Rob Nalen : Bonne question. Je vous renvoie aux quatre questions que j’ai évoquées. Tout d’abord, collaborez avec le prestataire pour vous faire une idée précise de ce qu’il propose réellement avant de vous engager dans une mission — il peut s’agir d’une simple démonstration de faisabilité portant sur un seul framework, voire d’une simple correction.
Consultez les notes de mise à jour : elles devraient établir un lien entre un CVE spécifique et une version précise. Vous ne pouvez pas vous contenter de vous fier à une page marketing indiquant simplement « oui, vous êtes pris en charge ». Viennent ensuite, et c'est peut-être le plus important, les déclarations VEX : celles-ci sont lisibles par machine, et vous pouvez les importer dans votre plateforme SCA ou DevSecOps afin de vérifier si elles correspondent à votre propre suivi des vulnérabilités.

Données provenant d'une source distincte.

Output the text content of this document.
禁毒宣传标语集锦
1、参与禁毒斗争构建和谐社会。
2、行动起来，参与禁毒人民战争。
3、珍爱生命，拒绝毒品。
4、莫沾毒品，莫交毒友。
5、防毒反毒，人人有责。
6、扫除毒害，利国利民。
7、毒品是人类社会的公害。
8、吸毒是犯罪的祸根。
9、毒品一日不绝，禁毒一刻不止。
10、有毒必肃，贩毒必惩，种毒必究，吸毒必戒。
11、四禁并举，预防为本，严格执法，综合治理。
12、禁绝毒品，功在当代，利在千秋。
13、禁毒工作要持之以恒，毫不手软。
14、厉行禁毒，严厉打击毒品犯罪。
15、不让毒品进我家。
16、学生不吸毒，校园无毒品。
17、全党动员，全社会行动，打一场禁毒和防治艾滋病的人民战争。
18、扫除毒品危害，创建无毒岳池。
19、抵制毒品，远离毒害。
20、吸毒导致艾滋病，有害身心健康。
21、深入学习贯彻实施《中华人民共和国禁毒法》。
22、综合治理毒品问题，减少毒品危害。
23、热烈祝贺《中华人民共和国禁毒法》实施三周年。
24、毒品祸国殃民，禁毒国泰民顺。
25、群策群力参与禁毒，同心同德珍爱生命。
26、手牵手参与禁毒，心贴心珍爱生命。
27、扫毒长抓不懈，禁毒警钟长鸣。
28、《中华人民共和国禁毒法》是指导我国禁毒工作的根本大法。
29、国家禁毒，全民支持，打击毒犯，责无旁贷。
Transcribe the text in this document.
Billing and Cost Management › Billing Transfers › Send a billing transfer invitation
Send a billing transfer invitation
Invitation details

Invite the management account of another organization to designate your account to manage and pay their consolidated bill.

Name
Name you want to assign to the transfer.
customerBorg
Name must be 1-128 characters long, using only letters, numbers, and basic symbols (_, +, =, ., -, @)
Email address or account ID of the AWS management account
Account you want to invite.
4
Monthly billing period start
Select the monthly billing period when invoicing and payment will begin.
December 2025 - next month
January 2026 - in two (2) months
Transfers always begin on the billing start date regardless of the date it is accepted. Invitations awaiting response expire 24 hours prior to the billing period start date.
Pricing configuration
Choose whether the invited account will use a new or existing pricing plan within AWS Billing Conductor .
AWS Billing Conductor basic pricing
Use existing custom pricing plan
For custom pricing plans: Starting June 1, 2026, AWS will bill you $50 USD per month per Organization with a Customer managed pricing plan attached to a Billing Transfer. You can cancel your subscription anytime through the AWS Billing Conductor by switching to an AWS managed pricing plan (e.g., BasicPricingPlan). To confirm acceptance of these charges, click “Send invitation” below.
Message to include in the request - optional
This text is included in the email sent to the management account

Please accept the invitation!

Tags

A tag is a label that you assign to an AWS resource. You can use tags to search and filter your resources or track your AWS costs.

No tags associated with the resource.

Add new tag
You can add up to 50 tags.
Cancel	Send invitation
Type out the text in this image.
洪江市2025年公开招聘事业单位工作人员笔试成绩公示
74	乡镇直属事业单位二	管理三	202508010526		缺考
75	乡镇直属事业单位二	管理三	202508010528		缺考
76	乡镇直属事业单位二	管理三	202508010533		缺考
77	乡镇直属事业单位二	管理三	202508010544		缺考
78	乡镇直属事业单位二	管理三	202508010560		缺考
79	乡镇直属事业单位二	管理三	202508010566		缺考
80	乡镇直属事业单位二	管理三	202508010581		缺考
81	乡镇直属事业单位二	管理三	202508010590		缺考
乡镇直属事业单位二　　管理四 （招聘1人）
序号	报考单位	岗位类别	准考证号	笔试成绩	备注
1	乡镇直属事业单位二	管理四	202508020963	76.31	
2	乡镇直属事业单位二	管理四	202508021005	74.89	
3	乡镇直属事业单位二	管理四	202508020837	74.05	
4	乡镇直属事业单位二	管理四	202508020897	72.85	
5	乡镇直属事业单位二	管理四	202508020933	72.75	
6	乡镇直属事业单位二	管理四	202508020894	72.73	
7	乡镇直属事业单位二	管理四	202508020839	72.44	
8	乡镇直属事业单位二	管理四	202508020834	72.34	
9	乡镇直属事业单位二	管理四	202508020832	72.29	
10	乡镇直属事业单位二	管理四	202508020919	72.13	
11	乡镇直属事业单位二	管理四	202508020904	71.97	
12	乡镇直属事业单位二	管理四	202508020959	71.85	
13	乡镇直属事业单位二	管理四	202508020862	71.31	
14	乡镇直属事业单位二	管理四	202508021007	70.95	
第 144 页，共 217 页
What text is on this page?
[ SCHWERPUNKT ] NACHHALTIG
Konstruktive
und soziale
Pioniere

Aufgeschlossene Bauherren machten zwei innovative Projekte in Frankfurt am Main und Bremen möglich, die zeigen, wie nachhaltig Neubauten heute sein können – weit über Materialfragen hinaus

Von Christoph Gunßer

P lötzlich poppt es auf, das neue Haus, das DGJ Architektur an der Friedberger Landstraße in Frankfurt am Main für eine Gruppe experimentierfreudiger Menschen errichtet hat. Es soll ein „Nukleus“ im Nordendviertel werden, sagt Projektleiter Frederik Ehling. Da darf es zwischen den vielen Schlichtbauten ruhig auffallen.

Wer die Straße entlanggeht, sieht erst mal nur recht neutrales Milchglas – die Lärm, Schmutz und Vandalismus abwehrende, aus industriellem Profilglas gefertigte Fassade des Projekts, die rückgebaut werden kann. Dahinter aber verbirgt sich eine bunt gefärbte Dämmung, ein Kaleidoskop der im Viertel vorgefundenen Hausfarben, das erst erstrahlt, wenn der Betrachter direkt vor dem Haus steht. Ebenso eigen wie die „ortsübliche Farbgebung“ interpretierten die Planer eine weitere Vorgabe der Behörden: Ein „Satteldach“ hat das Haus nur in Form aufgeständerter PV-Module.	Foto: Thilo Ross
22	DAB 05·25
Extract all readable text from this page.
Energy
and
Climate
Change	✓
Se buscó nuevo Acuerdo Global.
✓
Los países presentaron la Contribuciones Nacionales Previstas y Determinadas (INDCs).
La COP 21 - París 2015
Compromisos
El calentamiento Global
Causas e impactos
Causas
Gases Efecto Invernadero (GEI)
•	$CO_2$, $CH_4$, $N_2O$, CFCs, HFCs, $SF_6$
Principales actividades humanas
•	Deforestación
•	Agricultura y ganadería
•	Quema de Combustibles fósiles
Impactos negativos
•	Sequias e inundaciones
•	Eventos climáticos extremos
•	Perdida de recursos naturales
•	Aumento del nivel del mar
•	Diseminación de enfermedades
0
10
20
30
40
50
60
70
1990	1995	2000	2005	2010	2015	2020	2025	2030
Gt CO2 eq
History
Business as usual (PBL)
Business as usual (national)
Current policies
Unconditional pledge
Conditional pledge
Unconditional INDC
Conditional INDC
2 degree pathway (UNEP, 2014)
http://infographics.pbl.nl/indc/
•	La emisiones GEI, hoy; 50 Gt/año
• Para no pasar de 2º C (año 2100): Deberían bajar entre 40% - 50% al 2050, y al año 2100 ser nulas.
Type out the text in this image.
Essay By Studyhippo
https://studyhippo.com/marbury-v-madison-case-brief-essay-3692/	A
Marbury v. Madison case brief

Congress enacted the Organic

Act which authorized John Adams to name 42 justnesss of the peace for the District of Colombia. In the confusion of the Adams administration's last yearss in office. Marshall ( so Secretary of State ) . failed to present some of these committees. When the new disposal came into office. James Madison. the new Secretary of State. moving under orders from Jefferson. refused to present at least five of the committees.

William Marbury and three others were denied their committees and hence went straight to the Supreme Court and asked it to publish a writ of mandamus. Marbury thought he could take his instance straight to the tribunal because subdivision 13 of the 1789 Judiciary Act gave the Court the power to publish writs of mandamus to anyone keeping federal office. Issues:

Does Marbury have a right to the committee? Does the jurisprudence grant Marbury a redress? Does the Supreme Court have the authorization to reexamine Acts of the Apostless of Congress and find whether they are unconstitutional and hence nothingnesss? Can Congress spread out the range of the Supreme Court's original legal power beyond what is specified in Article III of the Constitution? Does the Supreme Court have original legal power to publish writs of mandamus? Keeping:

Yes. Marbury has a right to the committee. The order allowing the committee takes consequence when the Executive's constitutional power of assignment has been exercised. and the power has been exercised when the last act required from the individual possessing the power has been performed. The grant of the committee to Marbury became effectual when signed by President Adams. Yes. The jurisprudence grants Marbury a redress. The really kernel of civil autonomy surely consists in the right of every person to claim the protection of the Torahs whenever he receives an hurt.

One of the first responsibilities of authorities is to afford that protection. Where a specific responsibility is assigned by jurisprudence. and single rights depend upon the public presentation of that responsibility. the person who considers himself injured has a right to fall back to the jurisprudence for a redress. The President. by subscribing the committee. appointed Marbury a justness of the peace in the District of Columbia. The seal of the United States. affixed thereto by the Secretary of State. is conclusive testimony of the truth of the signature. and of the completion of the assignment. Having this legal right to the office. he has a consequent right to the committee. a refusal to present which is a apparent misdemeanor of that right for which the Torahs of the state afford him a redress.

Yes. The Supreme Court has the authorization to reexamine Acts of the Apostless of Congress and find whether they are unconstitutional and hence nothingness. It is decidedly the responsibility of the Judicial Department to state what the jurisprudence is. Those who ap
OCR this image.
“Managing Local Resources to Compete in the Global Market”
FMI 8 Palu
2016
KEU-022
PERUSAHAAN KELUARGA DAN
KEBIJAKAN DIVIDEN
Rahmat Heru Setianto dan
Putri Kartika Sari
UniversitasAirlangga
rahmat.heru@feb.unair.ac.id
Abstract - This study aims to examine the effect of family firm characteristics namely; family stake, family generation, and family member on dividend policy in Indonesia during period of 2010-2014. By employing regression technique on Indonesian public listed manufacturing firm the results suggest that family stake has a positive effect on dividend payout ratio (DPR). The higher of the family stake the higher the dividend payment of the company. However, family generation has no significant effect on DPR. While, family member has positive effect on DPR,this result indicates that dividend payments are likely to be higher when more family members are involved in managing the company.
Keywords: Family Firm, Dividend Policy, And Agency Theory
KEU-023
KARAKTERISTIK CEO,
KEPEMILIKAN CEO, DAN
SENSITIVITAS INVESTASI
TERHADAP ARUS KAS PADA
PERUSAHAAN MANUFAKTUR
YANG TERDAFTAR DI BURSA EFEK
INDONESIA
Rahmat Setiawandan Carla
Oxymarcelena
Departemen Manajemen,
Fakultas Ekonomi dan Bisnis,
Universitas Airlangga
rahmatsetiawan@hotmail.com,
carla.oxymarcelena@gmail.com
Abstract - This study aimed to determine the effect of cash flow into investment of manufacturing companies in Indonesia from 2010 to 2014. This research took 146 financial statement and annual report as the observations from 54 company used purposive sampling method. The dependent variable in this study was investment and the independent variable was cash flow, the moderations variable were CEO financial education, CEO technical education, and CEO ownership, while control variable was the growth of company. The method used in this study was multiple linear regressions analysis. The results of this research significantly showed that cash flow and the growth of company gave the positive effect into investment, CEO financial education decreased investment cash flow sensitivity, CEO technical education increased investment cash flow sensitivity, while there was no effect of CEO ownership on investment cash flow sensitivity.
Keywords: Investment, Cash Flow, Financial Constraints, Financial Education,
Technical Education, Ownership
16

Au-delà de cela, renseignez-vous sur le fournisseur lui-même : est-il agréé en tant que CNA auprès de MITRE ? Pour les CVE que HeroDevs corrige, nous sommes spécifiquement identifiés comme l'organisation ayant découvert et corrigé la vulnérabilité — ce qui signifie que nous ne nous contentons pas d'attendre que des correctifs en amont nous parviennent ; nous recherchons activement ces problèmes par nous-mêmes.
Enfin, lorsque vous réalisez votre validation de principe, exécutez le code réel et assurez-vous qu’il ne s’agit pas simplement d’une mise à jour de version — là encore, cela renvoie à la déclaration VEX et à la question de savoir si la vulnérabilité CVE a véritablement été corrigée. Ces étapes vous aideront à déterminer si un fournisseur dispose de l’expertise nécessaire.
Erin Hannaford : Parfait, et je crois que nous avons le temps pour une dernière question. Richard demande : si nous disposons déjà d'un plan pluriannuel visant à abandonner les architectures héritées, cela ne nous met-il pas en conformité avec la CRA ?
Rob Nalen : Bonne question — malheureusement, la réponse est non. En vertu de certaines autres réglementations, il était possible de demander une dérogation en invoquant le statut « en cours de développement » d’un produit afin de limiter les risques. Dans le cadre de la CRA de l’UE, cela ne dispense pas votre organisation de son obligation de conformité. Les obligations de déclaration prévues à l'article 14 sont en vigueur depuis le 11 septembre 2026 et s'appliquent à tous les produits commercialisés — le simple fait d'avoir engagé un processus de modernisation n'est donc pas suffisant en soi.
Voici ce que je recommanderais : les entreprises devraient dès à présent passer au crible leurs outils de scan SCA afin d’identifier les logiciels open source en fin de vie, de migrer vers les versions actuelles aussi rapidement que possible lorsque cela est faisable et, lorsque ce n’est pas le cas, de faire appel à des prestataires tels que HeroDevs pour obtenir l’assistance dont elles ont besoin et garantir leur conformité dès aujourd’hui.
Erin Hannaford : Merci, Rob, et merci à tous d'avoir participé à cette session. Cela conclut le webinaire d'aujourd'hui. Ne manquez pas l'enregistrement du webinaire et le livre blanc qui l'accompagne. Merci.